19.12.2024 Köln. Gerlinde Möhrle (Brille) und Sandra Williger restaurieren Fenster von St. Kunibert. Foto: Alexander Schwaiger

300.000 Euro kostet die Wiederherstellung des Fensters.

Eine Nachwirkung, die Möhrle und Williger nun viel Arbeit beschert. Um die Finanzierung kümmert sich auch der Förderverein Romanische Kirchen. Allein die Wiederherstellung des Kunibertfensters koste rund 300.000 Euro, so Geschäftsführerin Gabriele Oepen-Domschky. Das Geld komme aus unterschiedlichen Quellen. Der Verein selbst habe 10.000 Euro hinzugegeben, aber auch das Erzbistum und eine Reihe von Einzelspendern beteiligten sich an den Kosten. Weitere Spender seien natürlich willkommen. Denn es bleibt nicht beim Kunibertfenster: Zu den großen Glasgemälden im Chor zählen auch das sogenannte Wurzel-Jesse-Fenster und das Clemensfenster. Hinzu kommen mehrere kleinere Fenster im Chor und den Querhäusern, denen sich Möhrle und Williger bereits angenommen haben: Die Restaurierung der mittelalterlichen Glaskunst aus St. Kunibert begleitet sie seit nunmehr fast 20 Jahren. „Es sind Tausende von Stunden, die da reingehen“, sagt Gerlinde Möhrle.

Im kommenden Sommer soll das Fenster wieder eingesetzt werden

Gearbeitet wird in Abstimmung mit der Dombauhütte. Normalerweise würden die historischen Bleiprofile, die die Glasstücke miteinander verbinden, erhalten bleiben, sagen die Expertinnen.
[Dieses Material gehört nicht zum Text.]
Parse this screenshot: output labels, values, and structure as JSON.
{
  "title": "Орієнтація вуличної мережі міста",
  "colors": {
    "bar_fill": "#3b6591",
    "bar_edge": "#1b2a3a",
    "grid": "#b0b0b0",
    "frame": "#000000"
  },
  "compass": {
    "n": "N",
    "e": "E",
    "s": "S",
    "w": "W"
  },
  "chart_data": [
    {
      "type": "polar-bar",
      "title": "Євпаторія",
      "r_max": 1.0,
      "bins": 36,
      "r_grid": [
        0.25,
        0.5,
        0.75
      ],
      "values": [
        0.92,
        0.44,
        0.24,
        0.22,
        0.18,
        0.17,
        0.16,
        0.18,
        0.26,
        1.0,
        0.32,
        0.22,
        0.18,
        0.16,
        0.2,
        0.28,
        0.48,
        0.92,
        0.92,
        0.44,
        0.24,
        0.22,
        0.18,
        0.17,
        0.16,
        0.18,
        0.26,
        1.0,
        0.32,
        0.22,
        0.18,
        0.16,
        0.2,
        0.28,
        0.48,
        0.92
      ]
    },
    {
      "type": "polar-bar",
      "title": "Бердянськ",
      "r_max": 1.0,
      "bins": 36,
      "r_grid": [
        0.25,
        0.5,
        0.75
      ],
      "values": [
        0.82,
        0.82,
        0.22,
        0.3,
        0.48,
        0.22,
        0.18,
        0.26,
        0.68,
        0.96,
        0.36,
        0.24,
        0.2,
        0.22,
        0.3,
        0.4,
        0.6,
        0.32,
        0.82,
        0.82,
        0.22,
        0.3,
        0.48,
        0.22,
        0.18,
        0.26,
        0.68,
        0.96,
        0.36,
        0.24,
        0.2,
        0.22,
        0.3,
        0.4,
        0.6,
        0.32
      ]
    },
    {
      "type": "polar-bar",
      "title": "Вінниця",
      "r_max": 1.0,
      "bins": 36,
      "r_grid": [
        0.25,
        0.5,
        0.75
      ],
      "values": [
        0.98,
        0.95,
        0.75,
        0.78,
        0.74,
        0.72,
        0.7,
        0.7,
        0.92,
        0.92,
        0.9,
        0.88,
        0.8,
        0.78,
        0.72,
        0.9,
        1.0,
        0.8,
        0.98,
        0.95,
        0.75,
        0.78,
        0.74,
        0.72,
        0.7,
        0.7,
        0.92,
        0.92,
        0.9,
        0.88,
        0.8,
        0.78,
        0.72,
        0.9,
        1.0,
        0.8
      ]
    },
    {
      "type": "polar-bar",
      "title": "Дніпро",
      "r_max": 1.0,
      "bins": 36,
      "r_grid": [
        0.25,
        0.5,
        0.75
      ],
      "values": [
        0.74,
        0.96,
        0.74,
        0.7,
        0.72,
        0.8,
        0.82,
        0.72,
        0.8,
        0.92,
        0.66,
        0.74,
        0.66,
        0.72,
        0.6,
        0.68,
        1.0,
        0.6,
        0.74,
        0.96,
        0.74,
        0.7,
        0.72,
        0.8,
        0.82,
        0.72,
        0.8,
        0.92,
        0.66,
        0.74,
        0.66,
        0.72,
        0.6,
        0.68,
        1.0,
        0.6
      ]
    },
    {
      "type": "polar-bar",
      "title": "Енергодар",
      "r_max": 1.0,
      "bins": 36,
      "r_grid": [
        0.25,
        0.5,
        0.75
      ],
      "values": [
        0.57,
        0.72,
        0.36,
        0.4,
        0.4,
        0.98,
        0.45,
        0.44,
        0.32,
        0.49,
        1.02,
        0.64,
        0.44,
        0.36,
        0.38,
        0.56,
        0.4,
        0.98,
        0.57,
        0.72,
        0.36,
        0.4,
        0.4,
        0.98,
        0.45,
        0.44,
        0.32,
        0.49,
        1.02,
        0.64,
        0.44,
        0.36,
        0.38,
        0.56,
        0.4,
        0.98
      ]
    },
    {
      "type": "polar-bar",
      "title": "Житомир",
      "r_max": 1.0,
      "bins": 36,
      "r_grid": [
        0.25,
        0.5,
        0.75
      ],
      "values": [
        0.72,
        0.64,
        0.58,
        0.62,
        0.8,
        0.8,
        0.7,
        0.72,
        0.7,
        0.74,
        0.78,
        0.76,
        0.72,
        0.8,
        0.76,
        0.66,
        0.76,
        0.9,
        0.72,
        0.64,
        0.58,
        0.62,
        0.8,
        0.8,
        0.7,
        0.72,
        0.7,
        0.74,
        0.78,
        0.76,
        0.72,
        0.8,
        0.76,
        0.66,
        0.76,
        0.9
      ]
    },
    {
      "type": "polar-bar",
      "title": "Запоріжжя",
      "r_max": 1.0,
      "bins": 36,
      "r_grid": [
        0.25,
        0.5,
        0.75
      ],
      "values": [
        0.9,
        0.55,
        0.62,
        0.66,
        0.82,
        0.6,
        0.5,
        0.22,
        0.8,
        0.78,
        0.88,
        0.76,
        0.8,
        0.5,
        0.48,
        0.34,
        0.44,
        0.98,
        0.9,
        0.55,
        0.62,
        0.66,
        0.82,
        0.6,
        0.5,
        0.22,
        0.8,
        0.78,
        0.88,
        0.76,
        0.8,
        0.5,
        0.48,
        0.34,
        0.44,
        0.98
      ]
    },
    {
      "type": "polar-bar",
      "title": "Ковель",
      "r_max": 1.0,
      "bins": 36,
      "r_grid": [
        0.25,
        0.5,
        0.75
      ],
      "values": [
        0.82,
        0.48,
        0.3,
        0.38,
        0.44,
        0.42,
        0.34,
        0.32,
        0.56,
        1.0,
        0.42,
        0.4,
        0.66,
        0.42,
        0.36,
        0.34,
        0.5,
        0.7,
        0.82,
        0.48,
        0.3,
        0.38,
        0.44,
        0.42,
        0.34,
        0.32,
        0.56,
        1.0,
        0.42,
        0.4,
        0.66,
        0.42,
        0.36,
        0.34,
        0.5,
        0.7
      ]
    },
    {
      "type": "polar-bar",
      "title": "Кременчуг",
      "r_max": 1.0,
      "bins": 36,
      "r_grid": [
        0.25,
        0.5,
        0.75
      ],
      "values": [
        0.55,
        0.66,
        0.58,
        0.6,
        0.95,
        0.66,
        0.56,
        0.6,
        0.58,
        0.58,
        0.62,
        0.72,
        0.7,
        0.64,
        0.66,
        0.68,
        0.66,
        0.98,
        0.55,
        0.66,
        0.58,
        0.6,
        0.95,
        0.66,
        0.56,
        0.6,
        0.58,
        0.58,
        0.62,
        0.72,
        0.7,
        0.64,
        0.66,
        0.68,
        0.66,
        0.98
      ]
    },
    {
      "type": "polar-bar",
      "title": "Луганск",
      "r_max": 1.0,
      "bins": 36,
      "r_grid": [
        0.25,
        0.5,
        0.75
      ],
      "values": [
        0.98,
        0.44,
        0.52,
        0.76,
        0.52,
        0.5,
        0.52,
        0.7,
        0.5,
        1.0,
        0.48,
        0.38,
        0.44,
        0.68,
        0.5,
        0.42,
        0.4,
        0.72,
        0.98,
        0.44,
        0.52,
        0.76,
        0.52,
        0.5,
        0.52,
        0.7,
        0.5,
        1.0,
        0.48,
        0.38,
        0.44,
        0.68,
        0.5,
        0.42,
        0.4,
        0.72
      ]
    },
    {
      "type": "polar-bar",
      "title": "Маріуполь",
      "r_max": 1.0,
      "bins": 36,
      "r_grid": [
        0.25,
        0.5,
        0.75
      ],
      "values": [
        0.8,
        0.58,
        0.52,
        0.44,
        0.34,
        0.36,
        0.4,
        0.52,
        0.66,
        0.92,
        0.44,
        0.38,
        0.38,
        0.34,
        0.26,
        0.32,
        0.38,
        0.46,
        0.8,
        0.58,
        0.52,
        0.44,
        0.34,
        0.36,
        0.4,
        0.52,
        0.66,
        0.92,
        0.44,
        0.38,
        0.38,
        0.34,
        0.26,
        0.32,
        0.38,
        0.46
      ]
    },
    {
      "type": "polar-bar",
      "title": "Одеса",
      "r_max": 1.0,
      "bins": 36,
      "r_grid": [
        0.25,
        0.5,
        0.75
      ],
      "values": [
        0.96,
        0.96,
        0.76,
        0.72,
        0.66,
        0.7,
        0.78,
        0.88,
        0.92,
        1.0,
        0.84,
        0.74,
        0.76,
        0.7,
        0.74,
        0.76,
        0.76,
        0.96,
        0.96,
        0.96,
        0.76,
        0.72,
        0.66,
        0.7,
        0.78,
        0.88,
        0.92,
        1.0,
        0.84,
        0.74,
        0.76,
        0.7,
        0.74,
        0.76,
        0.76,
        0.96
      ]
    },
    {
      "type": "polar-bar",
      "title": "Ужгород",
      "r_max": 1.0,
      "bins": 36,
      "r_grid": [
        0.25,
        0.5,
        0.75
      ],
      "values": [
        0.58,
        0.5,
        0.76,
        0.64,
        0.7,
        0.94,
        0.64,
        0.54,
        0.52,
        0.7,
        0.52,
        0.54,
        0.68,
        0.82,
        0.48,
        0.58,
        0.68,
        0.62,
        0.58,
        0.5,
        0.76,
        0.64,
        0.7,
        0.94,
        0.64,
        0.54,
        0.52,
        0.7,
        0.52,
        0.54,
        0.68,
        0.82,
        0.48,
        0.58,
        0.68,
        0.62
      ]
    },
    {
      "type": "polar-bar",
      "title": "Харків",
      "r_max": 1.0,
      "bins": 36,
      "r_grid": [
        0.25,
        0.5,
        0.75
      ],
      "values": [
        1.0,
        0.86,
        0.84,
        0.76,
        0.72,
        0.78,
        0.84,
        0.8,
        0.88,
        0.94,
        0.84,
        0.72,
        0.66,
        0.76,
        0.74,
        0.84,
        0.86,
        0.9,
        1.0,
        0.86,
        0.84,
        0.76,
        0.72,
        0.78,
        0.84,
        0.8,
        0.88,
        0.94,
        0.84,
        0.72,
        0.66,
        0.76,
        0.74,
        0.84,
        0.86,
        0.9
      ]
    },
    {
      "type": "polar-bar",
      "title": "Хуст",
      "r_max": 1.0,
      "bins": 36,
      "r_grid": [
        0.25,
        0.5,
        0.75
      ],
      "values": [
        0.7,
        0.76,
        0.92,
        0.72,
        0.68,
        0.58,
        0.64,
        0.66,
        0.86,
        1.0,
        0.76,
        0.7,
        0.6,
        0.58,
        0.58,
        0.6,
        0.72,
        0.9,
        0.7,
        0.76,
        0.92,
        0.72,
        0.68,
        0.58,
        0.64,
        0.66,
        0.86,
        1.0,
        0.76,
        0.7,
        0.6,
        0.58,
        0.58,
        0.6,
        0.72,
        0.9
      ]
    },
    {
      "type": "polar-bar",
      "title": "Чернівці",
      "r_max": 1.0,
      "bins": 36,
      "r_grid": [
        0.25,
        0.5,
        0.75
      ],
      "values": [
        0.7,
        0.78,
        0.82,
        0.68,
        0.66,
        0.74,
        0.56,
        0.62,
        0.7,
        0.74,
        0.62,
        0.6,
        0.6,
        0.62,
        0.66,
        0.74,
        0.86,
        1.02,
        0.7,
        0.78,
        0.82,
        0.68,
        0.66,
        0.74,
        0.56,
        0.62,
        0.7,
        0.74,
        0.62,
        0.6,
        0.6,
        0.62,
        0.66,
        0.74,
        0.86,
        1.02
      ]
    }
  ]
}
Bei der Restaurierung in den 1960er Jahren wurden zum Schutz der Glasoberflächen auf die mittelalterlichen Glasstücke von beiden Seiten dünne Gläser aufgebracht, was breitere und höhere Bleiprofile erforderte. Nur in diesem Fall werden die zu breiten Bleiprofile deshalb ausgetauscht. Im ersten Schritt wird das Glas vom Blei befreit. Dann kommen die Gläser in ein Lösemittelbad, um die „Schutzgläschen“ abzulösen.
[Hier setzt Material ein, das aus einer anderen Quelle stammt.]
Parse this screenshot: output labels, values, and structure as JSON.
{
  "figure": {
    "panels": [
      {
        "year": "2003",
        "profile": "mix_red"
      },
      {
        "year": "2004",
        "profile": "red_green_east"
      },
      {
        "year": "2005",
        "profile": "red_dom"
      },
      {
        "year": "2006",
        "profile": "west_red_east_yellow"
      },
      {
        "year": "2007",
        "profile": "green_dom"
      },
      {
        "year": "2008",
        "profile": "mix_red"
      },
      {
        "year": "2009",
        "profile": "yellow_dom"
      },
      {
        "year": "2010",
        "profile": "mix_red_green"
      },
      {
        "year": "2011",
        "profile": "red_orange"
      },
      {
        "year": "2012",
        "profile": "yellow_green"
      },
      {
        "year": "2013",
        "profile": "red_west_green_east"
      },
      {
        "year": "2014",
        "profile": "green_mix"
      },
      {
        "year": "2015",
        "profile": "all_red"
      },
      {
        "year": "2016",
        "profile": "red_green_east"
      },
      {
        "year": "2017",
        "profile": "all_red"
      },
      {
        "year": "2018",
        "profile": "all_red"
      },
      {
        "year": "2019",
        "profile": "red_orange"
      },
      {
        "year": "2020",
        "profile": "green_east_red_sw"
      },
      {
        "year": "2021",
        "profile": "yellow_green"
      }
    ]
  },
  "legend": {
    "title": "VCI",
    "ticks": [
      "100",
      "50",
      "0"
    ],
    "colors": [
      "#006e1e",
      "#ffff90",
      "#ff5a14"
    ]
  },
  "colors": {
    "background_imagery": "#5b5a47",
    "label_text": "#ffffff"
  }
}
Am Ende werden die Glasstücke auf einem Verbleiungsbrett mit neuen, schmalen Bleiprofilen in Anlehnung an die mittelalterlichen Profilstärken wieder zu einem Fensterfeld verbunden. Auf dem Weg dorthin liegen diverse Restaurierungs- und Reinigungsarbeiten: Sprünge werden geklebt und Alterungsspuren auf Glasteilen imitiert, die in den 1960er Jahren eingesetzt wurden und damit im Vergleich zum mittelalterlichen Material zu makellos wirken.
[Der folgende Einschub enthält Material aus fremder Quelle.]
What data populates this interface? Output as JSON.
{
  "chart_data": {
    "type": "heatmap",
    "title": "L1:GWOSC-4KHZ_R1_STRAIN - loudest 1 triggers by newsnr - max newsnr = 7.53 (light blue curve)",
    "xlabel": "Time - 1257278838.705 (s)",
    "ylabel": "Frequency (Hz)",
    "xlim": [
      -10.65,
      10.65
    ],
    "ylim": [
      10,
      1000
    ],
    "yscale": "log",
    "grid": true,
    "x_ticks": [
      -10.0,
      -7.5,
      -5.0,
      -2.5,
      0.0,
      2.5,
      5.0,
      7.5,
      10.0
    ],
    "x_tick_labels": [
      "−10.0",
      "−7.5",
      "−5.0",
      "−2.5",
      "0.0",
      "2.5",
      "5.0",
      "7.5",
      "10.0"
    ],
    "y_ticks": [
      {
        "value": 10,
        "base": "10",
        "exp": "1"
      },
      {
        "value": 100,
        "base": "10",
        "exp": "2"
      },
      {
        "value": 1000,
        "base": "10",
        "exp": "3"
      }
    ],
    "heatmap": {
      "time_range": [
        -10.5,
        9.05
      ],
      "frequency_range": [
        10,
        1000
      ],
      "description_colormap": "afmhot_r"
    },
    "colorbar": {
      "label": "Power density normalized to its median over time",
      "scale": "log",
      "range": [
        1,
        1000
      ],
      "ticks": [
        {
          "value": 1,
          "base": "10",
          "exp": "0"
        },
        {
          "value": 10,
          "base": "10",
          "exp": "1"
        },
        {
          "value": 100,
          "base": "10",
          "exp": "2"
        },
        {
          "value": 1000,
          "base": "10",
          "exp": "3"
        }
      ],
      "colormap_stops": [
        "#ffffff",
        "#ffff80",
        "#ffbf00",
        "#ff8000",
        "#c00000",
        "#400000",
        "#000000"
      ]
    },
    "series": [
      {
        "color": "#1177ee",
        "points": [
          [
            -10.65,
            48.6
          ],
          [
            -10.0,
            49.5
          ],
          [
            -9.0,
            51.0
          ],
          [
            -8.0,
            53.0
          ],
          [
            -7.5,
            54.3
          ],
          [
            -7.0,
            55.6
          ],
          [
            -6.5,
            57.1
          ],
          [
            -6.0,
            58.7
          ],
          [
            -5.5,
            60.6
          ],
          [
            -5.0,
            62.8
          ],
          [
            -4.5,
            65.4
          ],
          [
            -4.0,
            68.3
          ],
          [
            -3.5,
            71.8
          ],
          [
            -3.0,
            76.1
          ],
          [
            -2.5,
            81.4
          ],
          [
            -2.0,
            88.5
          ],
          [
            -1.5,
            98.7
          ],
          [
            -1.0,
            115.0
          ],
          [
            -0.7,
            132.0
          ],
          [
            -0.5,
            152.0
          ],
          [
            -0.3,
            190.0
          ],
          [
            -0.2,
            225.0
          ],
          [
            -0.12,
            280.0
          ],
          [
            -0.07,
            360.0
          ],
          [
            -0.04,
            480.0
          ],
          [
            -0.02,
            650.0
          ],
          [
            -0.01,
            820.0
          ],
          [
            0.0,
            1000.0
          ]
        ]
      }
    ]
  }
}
Fast fertiggestellt ist die Restaurierung des 6,50 mal 2,30 Meter großen Kunibertfensters mittlerweile. Voraussichtlich im kommenden Sommer soll es an seinen angestammten Ort zurückkehren. Danach geht es mit dem Wurzel-Jesse- und dem Clemensfenster weiter. Künftig werden die Kunstwerke durch eine Außenschutzverglasung gesichert, die mit etwas Abstand davorgesetzt wird. Gerlinde Möhrle und Sandra Williger dokumentieren jeden ihrer Arbeitsschritte akribisch. Das sei wie eine Patientenakte, sagen sie. Sollte in Zukunft erneut ein operativer Eingriff nötig sein, könnten diese Informationen noch einmal nützlich werden.